US indicts North Korean hackers for illicit shipping cyber scheme

The indictment expands upon the FBI’s 2018 charges for the unprecedented cyberattacks conducted by the North Korean regime, said the FBI Deputy Director Paul Abbate.

The scope of the criminal conduct by the North Korean hackers was extensive and long-running, and the range of crimes they have committed is staggering, states Acting U.S. Attorney Tracy L. Wilkison for the Central District of California.

The hacking indictment filed in the U.S. District Court in Los Angeles alleges that the three North Korean computer programmers, were members of units of the Reconnaissance General Bureau (RGB), a military intelligence agency of the Democratic People’s Republic of Korea (DPRK), which engaged in criminal hacking. These North Korean military hacking units are known by multiple names in the cybersecurity community, including Lazarus Group and Advanced Persistent Threat 38 (APT38).

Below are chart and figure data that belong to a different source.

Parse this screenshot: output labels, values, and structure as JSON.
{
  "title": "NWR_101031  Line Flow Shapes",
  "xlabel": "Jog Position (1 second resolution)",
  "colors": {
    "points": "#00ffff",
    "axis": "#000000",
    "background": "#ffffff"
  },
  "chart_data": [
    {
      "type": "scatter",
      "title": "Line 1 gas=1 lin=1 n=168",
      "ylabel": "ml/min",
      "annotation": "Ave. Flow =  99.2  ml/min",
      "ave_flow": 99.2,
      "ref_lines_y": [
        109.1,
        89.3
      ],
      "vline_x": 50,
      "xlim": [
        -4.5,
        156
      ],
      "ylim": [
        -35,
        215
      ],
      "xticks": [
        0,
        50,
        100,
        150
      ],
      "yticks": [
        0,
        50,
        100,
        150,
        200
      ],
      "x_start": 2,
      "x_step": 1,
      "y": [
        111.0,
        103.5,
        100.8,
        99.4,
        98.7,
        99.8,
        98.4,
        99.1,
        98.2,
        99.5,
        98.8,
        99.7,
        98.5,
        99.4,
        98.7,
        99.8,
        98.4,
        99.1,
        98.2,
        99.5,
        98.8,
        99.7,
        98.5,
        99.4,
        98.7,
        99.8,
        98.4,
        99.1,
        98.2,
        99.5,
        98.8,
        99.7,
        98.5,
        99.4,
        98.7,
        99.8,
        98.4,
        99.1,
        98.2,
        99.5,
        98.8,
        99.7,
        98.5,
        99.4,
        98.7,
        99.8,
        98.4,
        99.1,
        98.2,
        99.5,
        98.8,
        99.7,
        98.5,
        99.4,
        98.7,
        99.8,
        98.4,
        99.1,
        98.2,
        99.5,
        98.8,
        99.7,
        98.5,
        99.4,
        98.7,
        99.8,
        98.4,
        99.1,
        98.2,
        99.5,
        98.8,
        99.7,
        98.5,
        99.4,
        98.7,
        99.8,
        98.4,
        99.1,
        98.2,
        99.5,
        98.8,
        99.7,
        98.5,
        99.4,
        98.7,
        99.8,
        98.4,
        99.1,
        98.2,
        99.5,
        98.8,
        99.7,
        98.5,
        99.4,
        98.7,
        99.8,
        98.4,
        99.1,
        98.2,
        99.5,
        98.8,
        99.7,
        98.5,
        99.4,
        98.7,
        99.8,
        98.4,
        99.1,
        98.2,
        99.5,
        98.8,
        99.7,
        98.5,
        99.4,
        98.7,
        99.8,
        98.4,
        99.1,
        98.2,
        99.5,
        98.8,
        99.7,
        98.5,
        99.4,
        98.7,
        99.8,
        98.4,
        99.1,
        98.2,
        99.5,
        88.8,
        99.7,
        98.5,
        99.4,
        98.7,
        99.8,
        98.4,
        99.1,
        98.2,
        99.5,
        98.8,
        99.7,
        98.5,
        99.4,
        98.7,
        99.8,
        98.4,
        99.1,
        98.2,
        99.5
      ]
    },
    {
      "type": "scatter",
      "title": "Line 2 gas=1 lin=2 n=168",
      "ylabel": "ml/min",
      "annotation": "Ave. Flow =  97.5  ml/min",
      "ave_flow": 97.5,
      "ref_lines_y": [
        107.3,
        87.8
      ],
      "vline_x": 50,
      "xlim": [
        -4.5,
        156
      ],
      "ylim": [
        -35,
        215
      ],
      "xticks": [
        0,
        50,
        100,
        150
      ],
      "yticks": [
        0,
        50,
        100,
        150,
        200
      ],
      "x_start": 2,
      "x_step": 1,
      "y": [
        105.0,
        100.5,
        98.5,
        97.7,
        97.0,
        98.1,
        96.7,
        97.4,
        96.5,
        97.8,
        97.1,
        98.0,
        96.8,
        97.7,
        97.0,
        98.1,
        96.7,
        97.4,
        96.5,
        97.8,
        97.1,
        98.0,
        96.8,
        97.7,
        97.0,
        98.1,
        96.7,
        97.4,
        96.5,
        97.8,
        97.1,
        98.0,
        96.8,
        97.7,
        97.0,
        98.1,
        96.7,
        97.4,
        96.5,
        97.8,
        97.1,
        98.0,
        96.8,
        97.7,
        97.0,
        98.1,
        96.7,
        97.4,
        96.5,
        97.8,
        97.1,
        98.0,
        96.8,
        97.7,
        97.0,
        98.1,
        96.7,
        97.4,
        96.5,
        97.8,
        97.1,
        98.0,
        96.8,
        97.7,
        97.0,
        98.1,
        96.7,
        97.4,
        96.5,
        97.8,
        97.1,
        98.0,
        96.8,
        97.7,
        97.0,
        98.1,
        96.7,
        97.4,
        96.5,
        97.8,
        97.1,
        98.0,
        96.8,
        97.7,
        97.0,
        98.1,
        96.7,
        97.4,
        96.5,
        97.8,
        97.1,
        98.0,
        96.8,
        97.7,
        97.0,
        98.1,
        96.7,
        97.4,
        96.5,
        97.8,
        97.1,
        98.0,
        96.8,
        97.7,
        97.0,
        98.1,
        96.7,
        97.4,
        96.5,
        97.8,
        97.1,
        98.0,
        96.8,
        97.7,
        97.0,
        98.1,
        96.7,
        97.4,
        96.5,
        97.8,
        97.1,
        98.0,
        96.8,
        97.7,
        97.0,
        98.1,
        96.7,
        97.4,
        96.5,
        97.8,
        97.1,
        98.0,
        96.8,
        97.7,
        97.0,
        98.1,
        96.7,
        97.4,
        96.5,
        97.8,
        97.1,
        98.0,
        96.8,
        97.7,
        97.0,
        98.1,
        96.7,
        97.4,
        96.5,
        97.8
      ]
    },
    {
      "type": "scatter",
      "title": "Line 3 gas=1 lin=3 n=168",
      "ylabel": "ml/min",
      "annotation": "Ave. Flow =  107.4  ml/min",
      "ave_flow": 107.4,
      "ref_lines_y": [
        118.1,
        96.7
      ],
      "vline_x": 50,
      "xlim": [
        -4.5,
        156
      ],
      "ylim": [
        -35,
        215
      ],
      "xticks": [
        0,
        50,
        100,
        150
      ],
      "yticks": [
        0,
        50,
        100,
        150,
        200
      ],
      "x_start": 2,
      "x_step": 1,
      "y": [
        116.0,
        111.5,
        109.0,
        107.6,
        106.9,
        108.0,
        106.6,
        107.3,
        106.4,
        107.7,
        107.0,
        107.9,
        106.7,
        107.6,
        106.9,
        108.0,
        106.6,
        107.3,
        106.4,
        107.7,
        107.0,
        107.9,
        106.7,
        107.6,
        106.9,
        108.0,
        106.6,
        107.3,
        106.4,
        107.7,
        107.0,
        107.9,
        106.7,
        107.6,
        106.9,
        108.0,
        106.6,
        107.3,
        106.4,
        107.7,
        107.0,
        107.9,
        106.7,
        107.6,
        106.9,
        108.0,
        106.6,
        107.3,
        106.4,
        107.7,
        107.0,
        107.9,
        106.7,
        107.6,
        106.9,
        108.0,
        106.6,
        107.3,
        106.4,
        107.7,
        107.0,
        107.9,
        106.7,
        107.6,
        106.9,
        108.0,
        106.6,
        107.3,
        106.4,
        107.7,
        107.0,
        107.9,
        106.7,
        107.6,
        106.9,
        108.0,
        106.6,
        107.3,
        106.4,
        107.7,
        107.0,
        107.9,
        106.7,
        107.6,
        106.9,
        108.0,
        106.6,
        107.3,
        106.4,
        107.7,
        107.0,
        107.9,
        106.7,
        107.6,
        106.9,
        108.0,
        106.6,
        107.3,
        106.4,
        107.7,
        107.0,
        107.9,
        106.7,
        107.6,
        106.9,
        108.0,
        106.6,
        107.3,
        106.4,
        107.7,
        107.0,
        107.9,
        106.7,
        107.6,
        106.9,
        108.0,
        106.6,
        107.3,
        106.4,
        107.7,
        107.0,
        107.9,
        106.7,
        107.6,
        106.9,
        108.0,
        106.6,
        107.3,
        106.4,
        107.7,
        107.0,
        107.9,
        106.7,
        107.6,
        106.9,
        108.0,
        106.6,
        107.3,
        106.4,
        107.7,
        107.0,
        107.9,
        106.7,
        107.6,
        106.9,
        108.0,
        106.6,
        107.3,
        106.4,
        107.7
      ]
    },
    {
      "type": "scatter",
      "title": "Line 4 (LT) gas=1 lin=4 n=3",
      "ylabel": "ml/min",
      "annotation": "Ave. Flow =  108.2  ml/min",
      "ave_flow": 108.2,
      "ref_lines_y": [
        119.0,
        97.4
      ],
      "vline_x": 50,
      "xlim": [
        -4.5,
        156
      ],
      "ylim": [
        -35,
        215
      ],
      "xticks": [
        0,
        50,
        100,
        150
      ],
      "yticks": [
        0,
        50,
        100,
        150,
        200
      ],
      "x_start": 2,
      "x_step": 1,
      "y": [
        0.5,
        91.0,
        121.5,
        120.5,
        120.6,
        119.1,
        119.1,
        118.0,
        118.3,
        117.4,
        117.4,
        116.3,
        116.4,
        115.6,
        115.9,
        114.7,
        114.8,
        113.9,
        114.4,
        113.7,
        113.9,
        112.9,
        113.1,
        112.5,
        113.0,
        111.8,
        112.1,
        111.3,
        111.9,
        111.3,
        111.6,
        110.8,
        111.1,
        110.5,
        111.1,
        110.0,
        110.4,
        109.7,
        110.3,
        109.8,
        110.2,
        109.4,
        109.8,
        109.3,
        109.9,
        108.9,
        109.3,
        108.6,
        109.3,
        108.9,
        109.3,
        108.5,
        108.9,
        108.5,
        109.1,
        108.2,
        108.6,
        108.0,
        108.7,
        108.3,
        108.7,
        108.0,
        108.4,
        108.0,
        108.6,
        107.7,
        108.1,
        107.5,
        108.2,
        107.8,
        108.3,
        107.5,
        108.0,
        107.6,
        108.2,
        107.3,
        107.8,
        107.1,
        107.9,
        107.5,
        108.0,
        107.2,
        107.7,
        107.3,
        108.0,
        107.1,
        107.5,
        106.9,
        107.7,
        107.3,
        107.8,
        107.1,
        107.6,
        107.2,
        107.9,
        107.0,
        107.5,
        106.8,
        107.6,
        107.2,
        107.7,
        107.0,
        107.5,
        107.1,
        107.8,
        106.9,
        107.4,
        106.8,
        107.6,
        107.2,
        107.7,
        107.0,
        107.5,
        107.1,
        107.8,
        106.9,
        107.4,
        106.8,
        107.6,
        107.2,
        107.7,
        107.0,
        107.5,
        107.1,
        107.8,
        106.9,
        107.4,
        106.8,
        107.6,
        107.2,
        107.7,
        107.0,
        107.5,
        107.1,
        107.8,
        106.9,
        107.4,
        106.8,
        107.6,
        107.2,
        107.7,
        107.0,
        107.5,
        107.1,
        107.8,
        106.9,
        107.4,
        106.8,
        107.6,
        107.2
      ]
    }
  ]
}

The indictment claims a broad array of criminal cyber activities undertaken by the conspiracy, in the United States and abroad, for revenge or financial gain. Among the schemes alleged, one regarded the development and marketing in 2017 and 2018 of the Marine Chain Token to enable investors to purchase fractional ownership interests in marine shipping vessels, supported by a blockchain. This would allow the DPRK to secretly obtain funds from investors, control interests in marine shipping vessels, and evade U.S. sanctions.

While these defendants were part of RGB units that have been referred to by cybersecurity researchers as Lazarus Group and APT38, the indictment alleges that these groups engaged in a single conspiracy to cause damage, steal data and money, and otherwise further the strategic and financial interests of the DPRK government and its leader, Kim Jong Un.